Cristiano Ronaldo knew exactly what he was doing back in April 2012. Real Madrid had arrived at the Camp Nou having been beaten 1-3 by Barcelona at the Bernabeu... on top of having seen Barca lift LaLiga thrice consecutively. They wanted to make a statement. He wanted to. So, when Ronaldo rounded Victor Valdes to score what would be the winner at 2-1, he wheeled away before slowing to a walk and asking the whole stadium to 'calm down', declaring that he was here, it was his show. "Calma, calma" he mouthed. Madrid would win the league that season, the first to 100 points in LaLiga history: and it would be the "calma" celebration that would come to define it.
Fast forward 12 (and some) years, and this past Saturday, Lamine Yamal too knew exactly what he was doing. Barcelona came into the clasico having lost both of them last season, having conceded the league to Madrid by a margin and with Kylian Mbappe ready to announce himself to the fixture.
Barca may have a won a league two seasons back, but the past few years have been very much all Real Madrid. They needed a statement performance to show that they're back -- and they got. Already ahead 2-0 at a boisterous Bernabeu, Yamal would underline it in the 77th minute as made it three with a ridiculous finish: taking a touch and then rocketing it into the roof of the net at the near post with his weaker right foot.
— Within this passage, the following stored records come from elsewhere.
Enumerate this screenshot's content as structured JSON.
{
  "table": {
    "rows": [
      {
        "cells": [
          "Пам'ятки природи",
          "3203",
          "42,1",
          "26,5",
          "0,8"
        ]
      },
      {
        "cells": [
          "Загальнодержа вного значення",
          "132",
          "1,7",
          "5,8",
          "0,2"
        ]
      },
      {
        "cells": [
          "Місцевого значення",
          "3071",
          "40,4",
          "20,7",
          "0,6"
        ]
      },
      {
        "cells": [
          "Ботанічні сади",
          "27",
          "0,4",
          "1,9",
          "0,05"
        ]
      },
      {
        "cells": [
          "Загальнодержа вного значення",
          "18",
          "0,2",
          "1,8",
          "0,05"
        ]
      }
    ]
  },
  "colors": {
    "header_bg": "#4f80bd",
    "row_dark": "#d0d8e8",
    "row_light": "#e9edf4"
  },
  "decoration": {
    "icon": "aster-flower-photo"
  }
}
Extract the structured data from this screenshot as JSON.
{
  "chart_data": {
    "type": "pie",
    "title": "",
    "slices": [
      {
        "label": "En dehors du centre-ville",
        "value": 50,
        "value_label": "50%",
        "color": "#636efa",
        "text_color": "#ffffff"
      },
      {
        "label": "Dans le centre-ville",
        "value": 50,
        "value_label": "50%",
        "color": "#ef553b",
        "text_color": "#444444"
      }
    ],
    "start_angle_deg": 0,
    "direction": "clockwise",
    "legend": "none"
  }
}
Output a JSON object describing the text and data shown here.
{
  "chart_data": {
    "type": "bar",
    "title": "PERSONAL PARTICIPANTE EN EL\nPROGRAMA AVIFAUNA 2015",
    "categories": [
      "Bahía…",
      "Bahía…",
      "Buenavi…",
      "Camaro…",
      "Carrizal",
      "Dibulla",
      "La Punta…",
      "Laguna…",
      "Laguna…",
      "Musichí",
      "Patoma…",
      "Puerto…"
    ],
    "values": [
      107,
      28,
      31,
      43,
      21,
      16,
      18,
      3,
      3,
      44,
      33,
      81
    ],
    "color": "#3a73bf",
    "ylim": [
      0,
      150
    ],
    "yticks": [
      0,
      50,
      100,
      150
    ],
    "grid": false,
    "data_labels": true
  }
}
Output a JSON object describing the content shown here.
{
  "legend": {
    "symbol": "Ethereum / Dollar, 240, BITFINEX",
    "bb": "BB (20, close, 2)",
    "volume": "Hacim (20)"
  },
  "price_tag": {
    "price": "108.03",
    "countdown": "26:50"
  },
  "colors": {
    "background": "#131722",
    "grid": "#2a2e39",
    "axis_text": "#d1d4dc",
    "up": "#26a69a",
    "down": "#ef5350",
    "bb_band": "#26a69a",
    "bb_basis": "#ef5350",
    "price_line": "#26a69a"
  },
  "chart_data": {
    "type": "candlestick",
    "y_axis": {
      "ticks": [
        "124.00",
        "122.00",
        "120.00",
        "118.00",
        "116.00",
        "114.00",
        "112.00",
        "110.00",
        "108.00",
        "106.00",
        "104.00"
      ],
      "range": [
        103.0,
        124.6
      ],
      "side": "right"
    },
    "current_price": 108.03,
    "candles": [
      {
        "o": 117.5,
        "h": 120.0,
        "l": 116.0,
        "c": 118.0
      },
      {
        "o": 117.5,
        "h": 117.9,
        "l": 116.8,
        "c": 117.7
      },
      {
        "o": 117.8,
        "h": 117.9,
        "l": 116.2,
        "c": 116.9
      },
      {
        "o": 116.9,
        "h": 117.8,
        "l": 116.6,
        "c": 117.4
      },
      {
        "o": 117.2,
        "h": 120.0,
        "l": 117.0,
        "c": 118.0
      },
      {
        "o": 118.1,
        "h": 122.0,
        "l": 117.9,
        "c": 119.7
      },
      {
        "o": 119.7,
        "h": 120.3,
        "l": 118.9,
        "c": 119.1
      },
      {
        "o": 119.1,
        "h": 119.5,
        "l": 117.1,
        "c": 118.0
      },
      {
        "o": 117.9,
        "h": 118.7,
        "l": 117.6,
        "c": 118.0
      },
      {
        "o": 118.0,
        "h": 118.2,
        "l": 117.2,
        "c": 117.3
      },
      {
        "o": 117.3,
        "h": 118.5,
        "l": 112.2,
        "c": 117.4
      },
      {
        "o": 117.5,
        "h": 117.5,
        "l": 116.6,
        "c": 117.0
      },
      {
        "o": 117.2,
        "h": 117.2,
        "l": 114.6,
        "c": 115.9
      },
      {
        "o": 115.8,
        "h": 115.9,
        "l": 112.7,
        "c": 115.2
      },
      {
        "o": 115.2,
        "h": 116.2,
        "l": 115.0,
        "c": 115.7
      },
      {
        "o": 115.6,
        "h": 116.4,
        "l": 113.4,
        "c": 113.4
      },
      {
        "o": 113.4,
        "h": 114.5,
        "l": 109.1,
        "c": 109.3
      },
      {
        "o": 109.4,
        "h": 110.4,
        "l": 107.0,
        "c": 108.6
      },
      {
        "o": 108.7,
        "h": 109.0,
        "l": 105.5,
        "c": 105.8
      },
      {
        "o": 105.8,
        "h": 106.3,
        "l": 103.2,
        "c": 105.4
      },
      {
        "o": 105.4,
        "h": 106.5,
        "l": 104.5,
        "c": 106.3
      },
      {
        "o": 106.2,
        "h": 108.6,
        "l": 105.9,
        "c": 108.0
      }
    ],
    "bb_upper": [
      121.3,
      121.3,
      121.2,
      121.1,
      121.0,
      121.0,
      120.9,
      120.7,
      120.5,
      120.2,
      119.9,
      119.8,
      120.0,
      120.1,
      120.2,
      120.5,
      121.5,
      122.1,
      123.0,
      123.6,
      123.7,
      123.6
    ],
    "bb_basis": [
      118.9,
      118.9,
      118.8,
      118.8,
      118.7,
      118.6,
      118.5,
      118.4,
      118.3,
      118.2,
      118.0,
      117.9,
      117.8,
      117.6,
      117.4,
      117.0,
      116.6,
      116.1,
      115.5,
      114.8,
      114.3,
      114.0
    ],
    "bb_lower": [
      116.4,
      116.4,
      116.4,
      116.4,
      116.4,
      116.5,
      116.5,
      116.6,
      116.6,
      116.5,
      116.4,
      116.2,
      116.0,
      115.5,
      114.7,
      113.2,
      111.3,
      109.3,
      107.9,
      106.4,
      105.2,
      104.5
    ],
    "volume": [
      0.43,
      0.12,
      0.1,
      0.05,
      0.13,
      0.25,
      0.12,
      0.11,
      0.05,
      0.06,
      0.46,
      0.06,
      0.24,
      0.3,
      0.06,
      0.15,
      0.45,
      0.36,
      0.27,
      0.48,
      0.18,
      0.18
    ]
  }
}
But it was what followed that spoke volumes, that would turn an already electrifying performance into the kind of statement that Ronaldo made all those year ago. Wheeling away in celebration, Yamal slowed down to a walk and asked the whole stadium to 'calm down' and declared that he was there, that it was, indeed, his show. He didn't quite mouth it as dramatically as the original, but the meaning was lost on no one. 'Calma', he seemed to say, 'it's now the Lamine Yamal era'.
Do you know who I am?
Lamine Yamal.#LaLigaHighlights pic.twitter.com/xaYpOyrsoO- FC Barcelona (@FCBarcelona) October 26, 2024
The audacity to hit that celebration at that stadium, in front of those fans, with the world watching... it's this attitude that -- combined with his otherworldly technical ability -- has made him the youngest ever scorer in a Clasico, and at 17, arguably the most influential player in LaLiga right now. He's certainly Barcelona's lodestar now. Right after the "calma", he would top it all off by dancing the Vinicius Jr. celebratory jig with Alejandro Balde. Past, present, none of it mattered: Yamal wanted the Bernabeu to know that Barcelona were taking over again.
The clasico seemed to be an indication -- early as it may be in the season -- that it might just happen. Hansi Flick's Barcelona won 4-0 and did it with a combination of the things that the great Barca teams of yore always associated themselves with: youth, courage, risk and free-flowing attack. No one epitomised all of that more than young Yamal. As he rubbed it in after the match, you knew the celebration was by design, that this was someone wired to not just perform on the big stage, but completely take it over. "It's a great experience when your own fans are louder than the home team's fans in the opponent's stadium," he said after the match. "It's incredible." Of course it is, Lamine.
And so, for the celebration, for the footballing genius, Lamine Yamal takes our Moment of the Week.